There are no stunners in here. During my brief stay at the L.A. Times, the paper devoted vast resources to a Pulitzer fishing trip attempting to find the Gates Foundation's sordid underbelly, and failed. But Olopade makes a fresh point: That the Foundation's biggest weakness may be its traditional, grant-based approach to do-gooderism, which mostly ignores microlending, "social entrepreneurship" and other market-oriented approaches to charity:
The concept is catching on quickly. Echoing Green, a foundation working with social entrepreneurs, reports that over 37 percent of its partners have structured their ventures as "hybrid organizations" operating in both the private and public sector. Just as 1298 saw India's lack of emergency response as a chance to turn a profit, a company called M-Via uses mobile phones to circulate remittances from global migrants to their relatives back home. Plagued by poor lighting and inspired by the Avon model for selling cosmetics, hundreds of East African women now make money selling solar lamps in rural areas. Business schools have begun to offer classes in social entrepreneurship, and even the U.S. government has jumped on the bandwagon, convening a major summit on entrepreneurship and offering cash prizes for projects with social missions. "The mainstream is going to shift profoundly in the next several decades," says John Elkington, an advocate of corporate social responsibility. "Most entrepreneurs will fail, and fail repeatedly—but they'll eventually create change."

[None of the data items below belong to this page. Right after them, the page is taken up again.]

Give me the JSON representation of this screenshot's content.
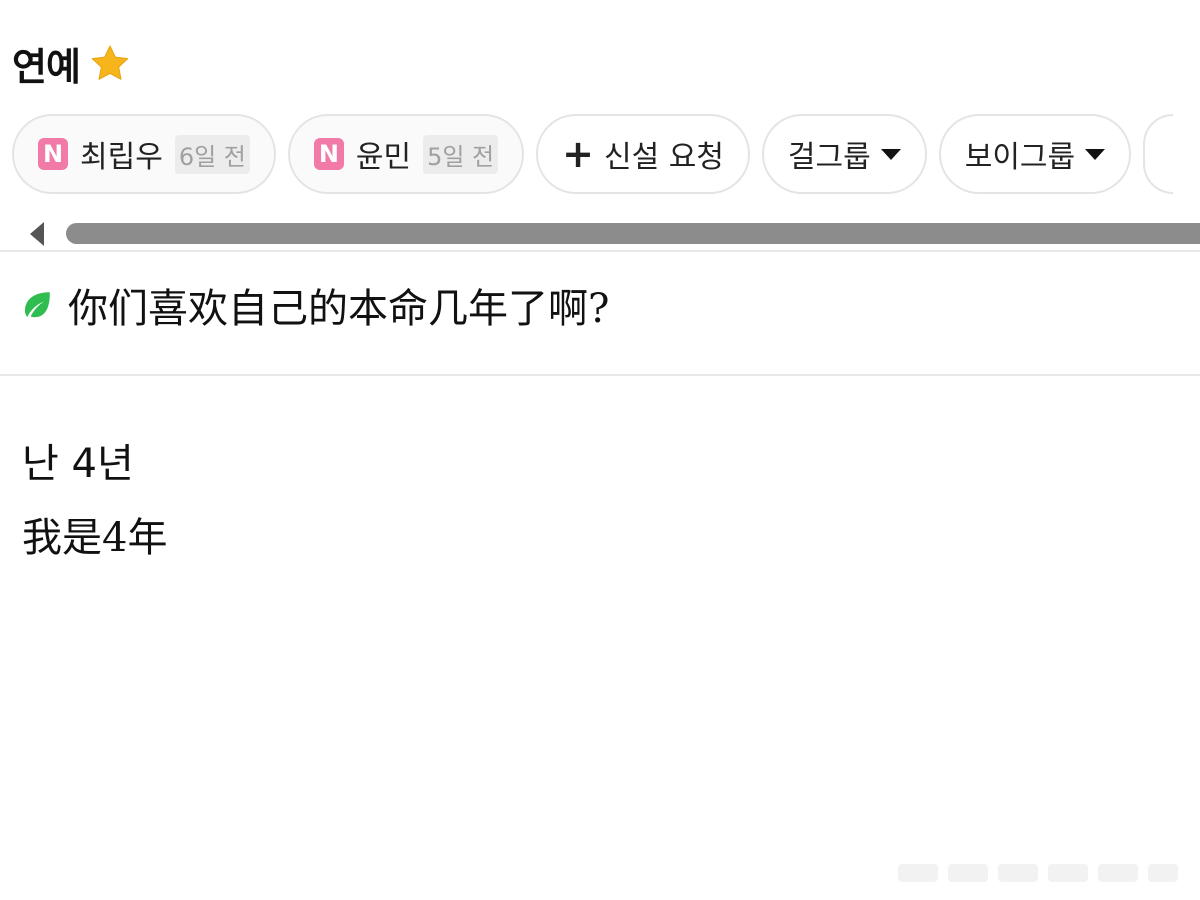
{
  "header": {
    "title": "연예",
    "title_icon": "star-icon"
  },
  "chips": [
    {
      "badge": "N",
      "name": "최립우",
      "time": "6일 전"
    },
    {
      "badge": "N",
      "name": "윤민",
      "time": "5일 전"
    }
  ],
  "request_chip": {
    "icon": "plus-icon",
    "label": "신설 요청"
  },
  "dropdown_chips": [
    {
      "label": "걸그룹",
      "icon": "caret-down-icon"
    },
    {
      "label": "보이그룹",
      "icon": "caret-down-icon"
    }
  ],
  "post": {
    "title_icon": "leaf-icon",
    "title": "你们喜欢自己的本命几年了啊?",
    "body": [
      "난 4년",
      "我是4年"
    ]
  },
  "colors": {
    "star": "#f7b51c",
    "badge": "#f27aa8",
    "leaf": "#2ebd4e",
    "scrollbar": "#8c8c8c"
  }
}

Jacqueline Novogratz, CEO of Acumen, agrees that such for-profit ambitions can mean the difference between short-term poverty relief and long-term economic opportunity. "Money really isn't the issue," she says. Rather, "it's finding individuals with the capacity to do the work,"—dynamic local partners who will lift a venture to its feet. The proliferation of charity work in poor nations can actually make that task more difficult. "By the time the NGOs are done with them, there isn't an ounce of entrepreneur left," says one information-technology entrepreneur in Ethiopia.
Bill Gates gave a much-discussed speech at the 2008 World Economic Forum in favor of "creative capitalism," defined as "an approach where governments, businesses, and nonprofits work together to stretch the reach of market forces so that more people can make a profit, or gain recognition, doing work that eases the world's inequities." But in practice, there hasn't been much capitalism at the Gates Foundation. Less than 2 percent of its funding goes to for-profit efforts. "In the case of supporting small to medium-sized businesses and ventures, it has not been Gates that is the market mover," says Kempner, who works with a network of development entrepreneurs at the Aspen Institute.
In 2009 Olopade charitably sat down with three sad middle-aged men for an appearance on the Reason TV talk show.